Através da modelagem bivariada de gêmeos, a equipe mostrou que, mesmo com uma correlação moderada entre autismo e sintomas sensoriais, essa ligação genética só existia enquanto a alexitimia não era considerada. Após seu controle, a correlação caiu a praticamente zero. Por outro lado, a relação genética entre alexitimia e sintomas sensoriais persistiu, mesmo após o controle para traços autistas. Isso reforça a ideia de que estamos diante de um fator independente, com força genética própria e efeitos clínicos relevantes.
Implicações Para Diagnóstico, Tratamento e a Própria Definição de Autismo
Esses achados colocam em xeque um dos alicerces do diagnóstico moderno do autismo: a inclusão das alterações sensoriais como critério oficial. Se tais sintomas não são causados pelo autismo, mas por um traço que coexiste com ele— e que pode ocorrer em muitas outras condições —, então o próprio conceito de espectro autista precisa ser reavaliado. O risco é claro: diagnósticos mal conduzidos podem confundir causas distintas, levando a tratamentos ineficazes ou até contraproducentes.
Essa distinção é especialmente crítica quando se pensa em intervenções personalizadas.
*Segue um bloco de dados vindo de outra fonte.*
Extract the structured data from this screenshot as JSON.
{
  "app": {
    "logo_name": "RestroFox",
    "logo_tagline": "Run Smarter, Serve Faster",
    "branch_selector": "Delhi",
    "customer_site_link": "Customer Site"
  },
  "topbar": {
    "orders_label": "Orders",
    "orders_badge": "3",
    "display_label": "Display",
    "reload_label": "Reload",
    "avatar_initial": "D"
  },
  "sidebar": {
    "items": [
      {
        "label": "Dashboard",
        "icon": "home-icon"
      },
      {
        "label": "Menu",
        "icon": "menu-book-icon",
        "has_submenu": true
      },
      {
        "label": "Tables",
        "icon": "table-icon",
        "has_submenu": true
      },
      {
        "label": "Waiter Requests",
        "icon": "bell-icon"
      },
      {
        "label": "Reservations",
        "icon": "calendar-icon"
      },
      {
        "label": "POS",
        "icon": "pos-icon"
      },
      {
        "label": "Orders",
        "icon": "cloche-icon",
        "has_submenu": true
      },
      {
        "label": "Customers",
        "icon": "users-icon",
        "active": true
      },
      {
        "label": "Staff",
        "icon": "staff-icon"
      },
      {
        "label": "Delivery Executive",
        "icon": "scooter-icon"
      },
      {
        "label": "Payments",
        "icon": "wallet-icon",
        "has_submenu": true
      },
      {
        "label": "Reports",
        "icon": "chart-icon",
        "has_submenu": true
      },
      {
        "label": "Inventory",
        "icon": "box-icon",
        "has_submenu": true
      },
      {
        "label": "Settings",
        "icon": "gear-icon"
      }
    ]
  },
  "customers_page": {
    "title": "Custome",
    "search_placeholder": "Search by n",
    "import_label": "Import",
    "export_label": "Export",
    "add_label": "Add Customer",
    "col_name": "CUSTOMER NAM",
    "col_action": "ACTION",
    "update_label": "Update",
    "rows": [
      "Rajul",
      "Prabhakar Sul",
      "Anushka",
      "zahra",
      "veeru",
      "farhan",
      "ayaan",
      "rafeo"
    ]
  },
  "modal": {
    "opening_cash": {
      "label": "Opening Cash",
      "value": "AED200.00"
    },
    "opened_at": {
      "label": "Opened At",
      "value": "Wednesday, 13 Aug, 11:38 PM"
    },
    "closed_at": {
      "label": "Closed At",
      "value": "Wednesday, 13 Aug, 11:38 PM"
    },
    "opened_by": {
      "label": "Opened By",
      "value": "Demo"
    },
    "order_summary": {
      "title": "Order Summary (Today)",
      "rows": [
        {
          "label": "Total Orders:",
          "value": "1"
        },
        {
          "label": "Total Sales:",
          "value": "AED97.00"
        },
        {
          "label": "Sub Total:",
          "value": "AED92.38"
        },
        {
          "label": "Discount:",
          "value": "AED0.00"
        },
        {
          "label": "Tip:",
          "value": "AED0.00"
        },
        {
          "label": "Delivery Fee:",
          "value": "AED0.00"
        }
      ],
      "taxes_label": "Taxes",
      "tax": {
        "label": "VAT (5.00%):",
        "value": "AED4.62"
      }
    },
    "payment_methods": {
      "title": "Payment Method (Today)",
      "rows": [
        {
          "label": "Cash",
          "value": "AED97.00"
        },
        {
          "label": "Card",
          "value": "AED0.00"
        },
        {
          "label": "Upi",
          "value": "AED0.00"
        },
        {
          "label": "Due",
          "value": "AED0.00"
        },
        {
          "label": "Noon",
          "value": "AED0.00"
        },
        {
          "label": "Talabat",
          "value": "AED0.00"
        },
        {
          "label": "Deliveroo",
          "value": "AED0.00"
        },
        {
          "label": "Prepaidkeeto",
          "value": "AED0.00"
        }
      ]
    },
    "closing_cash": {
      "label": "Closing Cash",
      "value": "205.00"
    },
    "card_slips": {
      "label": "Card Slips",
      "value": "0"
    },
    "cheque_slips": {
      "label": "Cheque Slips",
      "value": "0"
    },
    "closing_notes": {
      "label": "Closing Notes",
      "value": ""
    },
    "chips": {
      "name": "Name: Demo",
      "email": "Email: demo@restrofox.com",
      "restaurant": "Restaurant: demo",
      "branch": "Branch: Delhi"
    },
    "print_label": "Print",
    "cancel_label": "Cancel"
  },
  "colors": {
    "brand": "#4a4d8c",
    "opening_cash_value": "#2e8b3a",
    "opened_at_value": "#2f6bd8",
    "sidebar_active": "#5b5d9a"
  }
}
Por exemplo, intervenções baseadas em integração sensorial podem ser úteis para alguns pacientes, mas não para todos. Se a alexitimia impulsionar os sintomas, estratégias que melhoram a percepção emocional — como o treinamento interoceptivo — tendem a ser mais eficazes.
O estudo também levanta uma pergunta importante, ainda sem resposta definitiva: é possível reduzir a alexitimia? E, caso seja, isso reduziria também os sintomas sensoriais? Se a resposta for sim, estaríamos diante de uma oportunidade terapêutica com potencial de beneficiar não apenas pessoas autistas, mas também pacientes com múltiplas outras condições psiquiátricas.
Limites do Estudo e Próximos Passos Para Compreender o Papel da Alexitimia
Apesar da força metodológica do estudo — especialmente o uso do modelo de gêmeos e de instrumentos validados como o Short Sensory Profile e a Observer Alexithymia Scale — há limitações a considerar. Primeiro, os dados foram obtidos por relato parental, o que pode introduzir vieses, sobretudo quando o mesmo responsável respondeu por dois filhos. Segundo, apenas um componente da alexitimia foi avaliado: o da dificuldade de insight emocional. Outros aspectos, como pensamento concretista e empobrecimento imaginativo, ficaram de fora.
Além disso, o modelo estatístico não permitiu testar a influência bidirecional entre os traços. Ou seja, não foi possível verificar se controlar geneticamente a influência da alexitimia sobre o autismo também diminuiria a correlação entre autismo e sensorialidade. Isso faz com que as conclusões, embora robustas, ainda sejam consideradas provisórias.
Mesmo assim, o impacto teórico e clínico das descobertas é evidente. O estudo, assinado por Isabel Yorke, Jennifer Murphy, Fruhling Rijsdijk, Emma Colvert, Stephanie Lietz, Francesca Happé e Geoffrey Bird, inaugura uma nova etapa na compreensão da complexidade diagnóstica do espectro autista. E, talvez mais importante, amplia o campo de visão da psiquiatria ao reconhecer que nem tudo que parece autismo é, de fato, autismo.